For the longest time it sort of runs along. It concentrates on the details. Its very slow. Johnny Depp does a lot of napping. There are some flashbacks for added information. Its set in those American forests where houses are by lakes in the middle of nowhere (like The Others). Those forests are terrifying without making weird people live out in them.

So you know where you're at, what seems to be happening in the film and then BAM! It turns out to be something else. There's no way to explain it, it doesn't make any sense and it sort of negates the entire beginning of the movie. As an audience it seemed hard work to get to know the character. There were no particularly likeable characters apart from perhaps the needle-pointing sheriff (desperate attempt to make him quirky like Fargo?).

When it got to the end it was dissatisfying, I felt cheated.

11:54 PM


 

30 April 2004
Invisible at The Night Gallery
Corsica Arts Club, Corsica Studios, Elephant and Castle


Corsica Arts runs a training programme in Events Management for young people. This exhibition was the end result of a week long intensive course where the students had been either studying stage management, performance, filming or front of house. They had transformed the three rooms under the arches into distinctly different spaces with specific purposes: a gallery (traditional whitewashed walls and good lighting), a performance stage with bands, spoken word and DJs, and a projection room showing a loop of artists films (animation, video and film).

My favourite films included:

Mumble by Kerry Baldry - short, the same mouth all over the screen, saying something inaudible all at the same time.

A film (can't remember title) by Anne Pigalle - video, tale of a rise to fame and the dullness of life after fame, infamy, Parisian, seedy. Contrasting imagery. I wandered the streets "collecting rumours and faces"..

Tales of Bighead by Amanda Moss - fairytale of a womanbird who can bestow everlasting life on someone by putting her birdwing arm around them. Therefore a much sought after possession. An evil pirate travels the earth trying to capture her. Animation. Reminiscent of a Japanese TV series like Monkey.

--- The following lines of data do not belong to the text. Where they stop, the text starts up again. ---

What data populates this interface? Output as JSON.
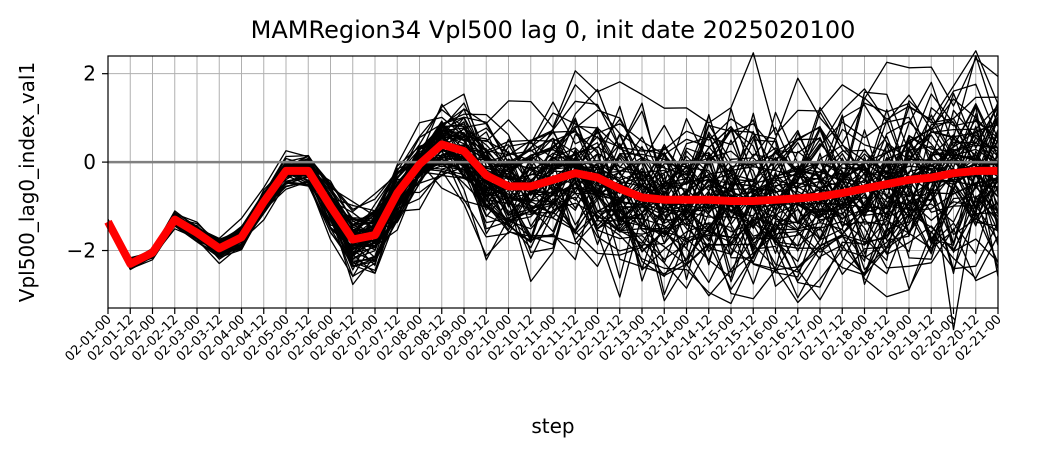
{
  "chart_data": {
    "type": "line",
    "title": "MAMRegion34 Vpl500 lag 0, init date 2025020100",
    "xlabel": "step",
    "ylabel": "Vpl500_lag0_index_val1",
    "categories": [
      "02-01-00",
      "02-01-12",
      "02-02-00",
      "02-02-12",
      "02-03-00",
      "02-03-12",
      "02-04-00",
      "02-04-12",
      "02-05-00",
      "02-05-12",
      "02-06-00",
      "02-06-12",
      "02-07-00",
      "02-07-12",
      "02-08-00",
      "02-08-12",
      "02-09-00",
      "02-09-12",
      "02-10-00",
      "02-10-12",
      "02-11-00",
      "02-11-12",
      "02-12-00",
      "02-12-12",
      "02-13-00",
      "02-13-12",
      "02-14-00",
      "02-14-12",
      "02-15-00",
      "02-15-12",
      "02-16-00",
      "02-16-12",
      "02-17-00",
      "02-17-12",
      "02-18-00",
      "02-18-12",
      "02-19-00",
      "02-19-12",
      "02-20-00",
      "02-20-12",
      "02-21-00"
    ],
    "yticks": [
      -2,
      0,
      2
    ],
    "ylim": [
      -3.3,
      2.4
    ],
    "grid": true,
    "reference_line": {
      "y": 0,
      "color": "#808080"
    },
    "ensemble": {
      "color": "#000000",
      "members": 80,
      "spread_envelope": [
        0.03,
        0.06,
        0.06,
        0.08,
        0.1,
        0.12,
        0.14,
        0.16,
        0.16,
        0.18,
        0.3,
        0.38,
        0.42,
        0.4,
        0.36,
        0.4,
        0.55,
        0.7,
        0.75,
        0.8,
        0.82,
        0.85,
        0.88,
        0.9,
        0.92,
        0.95,
        0.98,
        1.0,
        1.02,
        1.03,
        1.05,
        1.06,
        1.07,
        1.08,
        1.09,
        1.1,
        1.12,
        1.12,
        1.14,
        1.15,
        1.15
      ]
    },
    "series": [
      {
        "color": "#ff0000",
        "values": [
          -1.35,
          -2.3,
          -2.05,
          -1.3,
          -1.6,
          -1.95,
          -1.7,
          -0.9,
          -0.2,
          -0.2,
          -1.0,
          -1.75,
          -1.65,
          -0.7,
          -0.05,
          0.4,
          0.25,
          -0.3,
          -0.55,
          -0.55,
          -0.4,
          -0.25,
          -0.35,
          -0.6,
          -0.8,
          -0.85,
          -0.85,
          -0.85,
          -0.88,
          -0.88,
          -0.85,
          -0.82,
          -0.78,
          -0.7,
          -0.6,
          -0.5,
          -0.4,
          -0.35,
          -0.25,
          -0.2,
          -0.2
        ]
      }
    ]
  }
}
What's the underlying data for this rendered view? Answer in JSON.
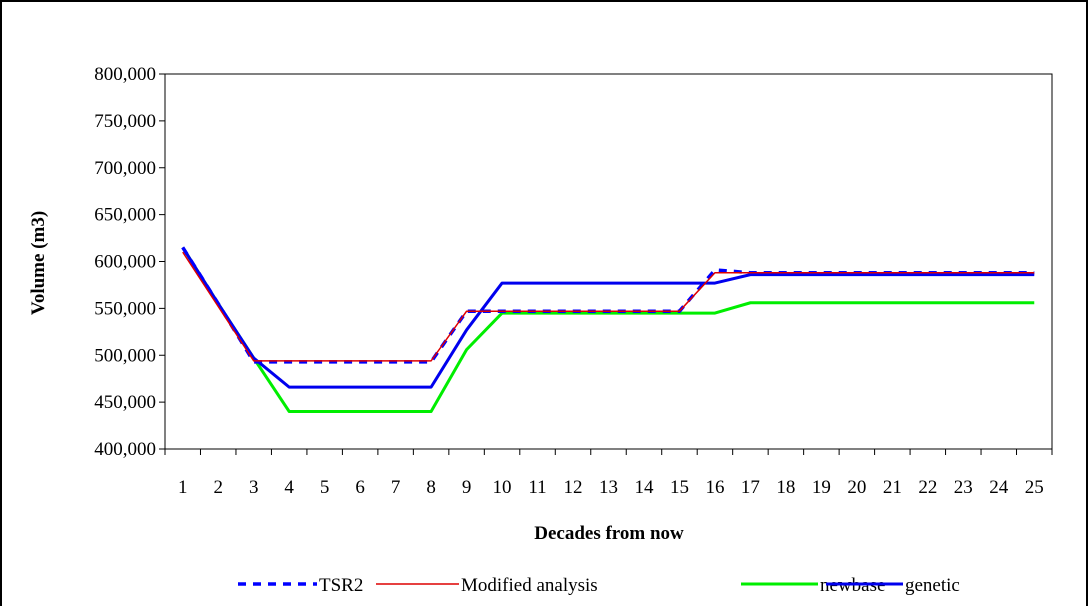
{
  "chart_data": {
    "type": "line",
    "xlabel": "Decades from now",
    "ylabel": "Volume (m3)",
    "x": [
      "1",
      "2",
      "3",
      "4",
      "5",
      "6",
      "7",
      "8",
      "9",
      "10",
      "11",
      "12",
      "13",
      "14",
      "15",
      "16",
      "17",
      "18",
      "19",
      "20",
      "21",
      "22",
      "23",
      "24",
      "25"
    ],
    "ylim": [
      400000,
      800000
    ],
    "yticks": [
      400000,
      450000,
      500000,
      550000,
      600000,
      650000,
      700000,
      750000,
      800000
    ],
    "ytick_labels": [
      "400,000",
      "450,000",
      "500,000",
      "550,000",
      "600,000",
      "650,000",
      "700,000",
      "750,000",
      "800,000"
    ],
    "grid": false,
    "legend_position": "bottom",
    "series": [
      {
        "name": "TSR2",
        "color": "#0000ff",
        "style": "dashed",
        "values": [
          615000,
          555000,
          493000,
          493000,
          493000,
          493000,
          493000,
          493000,
          547000,
          547000,
          547000,
          547000,
          547000,
          547000,
          547000,
          591000,
          588000,
          588000,
          588000,
          588000,
          588000,
          588000,
          588000,
          588000,
          588000
        ]
      },
      {
        "name": "Modified analysis",
        "color": "#dd0000",
        "style": "solid-thin",
        "values": [
          610000,
          552000,
          494000,
          494000,
          494000,
          494000,
          494000,
          494000,
          547000,
          547000,
          547000,
          547000,
          547000,
          547000,
          547000,
          588000,
          588000,
          588000,
          588000,
          588000,
          588000,
          588000,
          588000,
          588000,
          588000
        ]
      },
      {
        "name": "newbase",
        "color": "#00ee00",
        "style": "solid",
        "values": [
          615000,
          555000,
          497000,
          440000,
          440000,
          440000,
          440000,
          440000,
          506000,
          545000,
          545000,
          545000,
          545000,
          545000,
          545000,
          545000,
          556000,
          556000,
          556000,
          556000,
          556000,
          556000,
          556000,
          556000,
          556000
        ]
      },
      {
        "name": "genetic",
        "color": "#0000ee",
        "style": "solid",
        "values": [
          615000,
          555000,
          497000,
          466000,
          466000,
          466000,
          466000,
          466000,
          527000,
          577000,
          577000,
          577000,
          577000,
          577000,
          577000,
          577000,
          586000,
          586000,
          586000,
          586000,
          586000,
          586000,
          586000,
          586000,
          586000
        ]
      }
    ]
  }
}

Tales of Bighead was followed by another film that looked like the dying bird woman - a dancer wearing a costume full of feathers did a dance like a dying bird, feathers escaping from her costume all the while.

The North Sea Circle by Richard Coldman/Alexander Gorlizki - the stories of a group of friends, each and everyone weird and wonderful in some way - the woman structural engineer with beautiful coats, the eye doctor , the photographer who loved to travel and faked discovered buildings in far off lands photos, the plumbing- lover and the man who's midas touch turned everything into wool. Quirky and funny if a little slow.

Instant Pussy by Arthur Larger - rude short and hysterically funny as well as kind of disgusting at the same time.

And then we listened to a live set of Anne Pigalle's poetry and songs, followed by some crashing guitars and drum music, watched light shows swirl around the room and then decided we should head home.